Happy birthday to the great American innovator! You know him as the man who introduced the car and the industrial line to America. Did you also know that he was not only a perfectionist and a business man, but also a tinker-er, a tyrant, and a good bit paranoid (borderline mental)? That’s right, Henry Ford is much more interesting than you remember from grade school. However, this post is not going to focus on his unknown and less favorable characteristics, but rather his beginnings. It is after all, his birthday. Let’s keep it light.
Henry Ford was born today, in 1863, Greenfield Township Michigan to essentially immigrant parents. His father was born in Ireland to an English family, and his mother was born in Michigan to a family of Belgian immigrants. Ford was born into an America in the midst of the Civil War, and all the while his family maintained their farm. Ford had a tendency to tinker with things. He would mess around with watches and other machinery, often helping neighbors with repairs.

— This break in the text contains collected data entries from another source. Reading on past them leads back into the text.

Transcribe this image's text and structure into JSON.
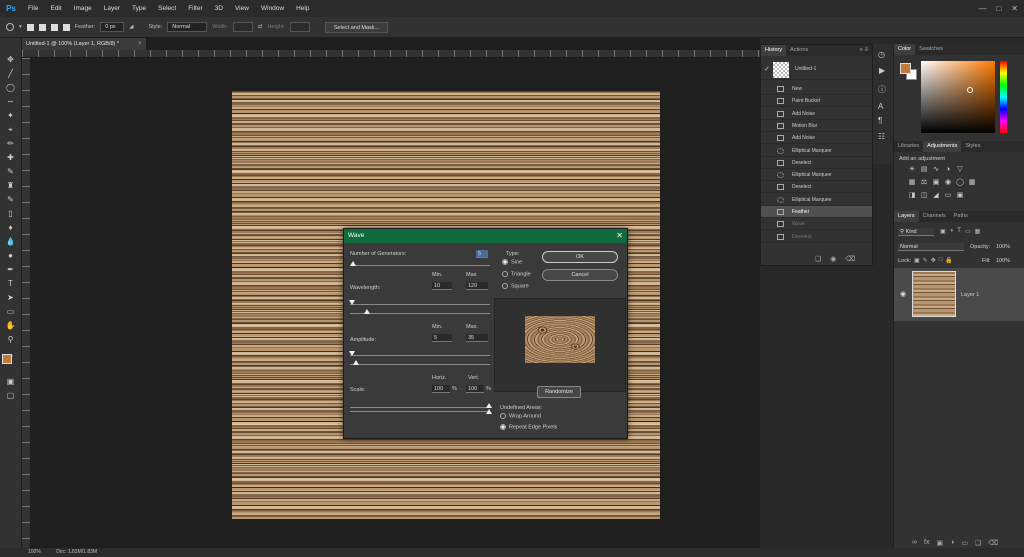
{
  "menubar": {
    "logo": "Ps",
    "items": [
      "File",
      "Edit",
      "Image",
      "Layer",
      "Type",
      "Select",
      "Filter",
      "3D",
      "View",
      "Window",
      "Help"
    ]
  },
  "options": {
    "feather_label": "Feather:",
    "feather_value": "0 px",
    "style_label": "Style:",
    "style_value": "Normal",
    "width_label": "Width:",
    "height_label": "Height:",
    "select_mask": "Select and Mask..."
  },
  "document": {
    "tab_title": "Untitled-1 @ 100% (Layer 1, RGB/8) *"
  },
  "status": {
    "zoom": "100%",
    "doc": "Doc: 1.83M/1.83M"
  },
  "dialog": {
    "title": "Wave",
    "generators_label": "Number of Generators:",
    "generators_value": "5",
    "min_label": "Min.",
    "max_label": "Max.",
    "wavelength_label": "Wavelength:",
    "wavelength_min": "10",
    "wavelength_max": "120",
    "amplitude_label": "Amplitude:",
    "amplitude_min": "5",
    "amplitude_max": "35",
    "scale_label": "Scale:",
    "horiz_label": "Horiz.",
    "vert_label": "Vert.",
    "scale_horiz": "100",
    "scale_vert": "100",
    "percent": "%",
    "type_label": "Type:",
    "type_options": [
      "Sine",
      "Triangle",
      "Square"
    ],
    "type_selected": "Sine",
    "ok": "OK",
    "cancel": "Cancel",
    "randomize": "Randomize",
    "undefined_label": "Undefined Areas:",
    "undefined_options": [
      "Wrap Around",
      "Repeat Edge Pixels"
    ],
    "undefined_selected": "Repeat Edge Pixels"
  },
  "history_panel": {
    "tabs": [
      "History",
      "Actions"
    ],
    "snapshot": "Untitled-1",
    "items": [
      "New",
      "Paint Bucket",
      "Add Noise",
      "Motion Blur",
      "Add Noise",
      "Elliptical Marquee",
      "Deselect",
      "Elliptical Marquee",
      "Deselect",
      "Elliptical Marquee",
      "Feather",
      "Wave",
      "Deselect"
    ],
    "active_index": 10
  },
  "color_panel": {
    "tabs": [
      "Color",
      "Swatches"
    ],
    "fg_color": "#c27a3b",
    "bg_color": "#ffffff"
  },
  "adjust_panel": {
    "tabs": [
      "Libraries",
      "Adjustments",
      "Styles"
    ],
    "heading": "Add an adjustment"
  },
  "layers_panel": {
    "tabs": [
      "Layers",
      "Channels",
      "Paths"
    ],
    "kind": "Kind",
    "blend_mode": "Normal",
    "opacity_label": "Opacity:",
    "opacity": "100%",
    "lock_label": "Lock:",
    "fill_label": "Fill:",
    "fill": "100%",
    "layer_name": "Layer 1"
  }
}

At age 16, Henry’s mother died, and he left. He walked to Detroit, much to his father’s shock. There, Ford worked as a machinist’s apprentice as well as in a dry dock. Later, he went back to his father’s farm to help him, and he continued his interest in machines, but his tinkering went up a level. Ford managed to put together a steam machine that would pull the plough, much like a crude tractor.

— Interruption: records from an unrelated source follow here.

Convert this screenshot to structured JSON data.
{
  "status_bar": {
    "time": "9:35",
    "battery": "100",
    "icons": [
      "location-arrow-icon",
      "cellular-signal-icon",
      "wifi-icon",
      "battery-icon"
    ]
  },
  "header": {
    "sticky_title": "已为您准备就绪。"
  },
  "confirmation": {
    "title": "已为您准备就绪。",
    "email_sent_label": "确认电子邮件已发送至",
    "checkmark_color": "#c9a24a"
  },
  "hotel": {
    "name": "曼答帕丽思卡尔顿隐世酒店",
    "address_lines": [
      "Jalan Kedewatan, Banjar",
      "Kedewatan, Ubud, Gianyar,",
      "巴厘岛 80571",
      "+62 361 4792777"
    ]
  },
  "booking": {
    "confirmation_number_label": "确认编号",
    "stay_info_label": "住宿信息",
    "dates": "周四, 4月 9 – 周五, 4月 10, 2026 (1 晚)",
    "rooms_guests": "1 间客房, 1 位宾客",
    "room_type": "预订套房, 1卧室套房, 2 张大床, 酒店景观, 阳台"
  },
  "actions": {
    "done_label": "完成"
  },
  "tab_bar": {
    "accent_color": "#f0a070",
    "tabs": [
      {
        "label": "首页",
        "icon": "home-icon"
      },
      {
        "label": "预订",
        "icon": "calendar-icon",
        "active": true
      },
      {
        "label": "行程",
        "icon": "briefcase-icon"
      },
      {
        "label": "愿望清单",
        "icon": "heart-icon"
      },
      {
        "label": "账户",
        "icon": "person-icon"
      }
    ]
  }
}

After his time spent back on the farm, Ford approached the company Westinghouse and became a serviceman for their steam machine department.
After building this interesting resume, Ford returned to the big city and ended up staying there. He went to work for the Edison Company as a supervisor of their Electrical Service. This job was a bit different from the other skills Ford had in his tool belt. However, this job did not impede his studies of the machine. He was on call, which meant that he spent a lot of time sitting around and waiting. During this time, Ford continued to experiment and dissect machines. By this point in time, the year is 1882. The following year, Ford is named the Chief Engineer of the Edison Illuminating Company. During his time at this position, he attends a conference in New York and meets the president, Mr. Edison himself. Edison recognizes his potential and encourages Ford to continue developing his inventions. Edison does so not because he sees Ford as a kindred soul, but rather because he sees a profit in him.
In his garage, Ford constructs his quadricycle. It is built with an aluminum single cylinder engine, and in 1896, the quadricylce is on the road and running well. He built several of them. He is 33 years old at this point. Unlike other inventors of his day, Ford did not hang on to his inventions. He sold them as soon as they were functional to fund his next project. In the case of the quadricycle, he sold it to a man for $200. Years later he bought it back and it is today preserved in the Henry Ford Museum in Dearborn, Michigan.
He continues to do this with a few more prototypes, gaining the support and recognition of the community. In 1899 he has enough financial backers to start the Detroit Automobile Company. Six months after the company is formed, Ford is essentially fired by his investors. Henry was still preoccupied with tinkering and not too keen on taking his inventions to market. In a nearly immediate turn around, Ford creates the Henry Ford Company with his same investor, William H. Murphy as the financier. This go-a-round was not much better, and Ford left, taking his name off of the company when he left. Murphy, however, did alright. He renamed the company the Cadillac Automobile Company and the company has survived to this day.
After a few more name changes, and after gathering money from the more common folk of Detroit (including the Dodge brothers), Henry Ford started the Ford Motor company in 1903. He was ready to go to market this time, five years later his Model T car was selling for $895 (about $22,000 today). The Model T went down in price, and its sales increased over 100% most years. His assembly line reduced the time it took to produce a Model T from 12.5 hours to 1.5 hours.
We will leave the history of Henry Ford here, as the “Beginnings” part of his story is now over. However, if you would like to learn more about the development and growth of his company, check out the book, Henry Ford: The Wayward Capitalist, found here in James B. Duke Library.
Sources:
Chases’ Calendar of Events 2013
Stuff You Missed in History Class The Surprising Life of Henry Ford Part 1
Wow! I didn’t know all that about Henry Ford. Now when I’m driving and see a “Ford” I will think of how that vehicle got its beginnings.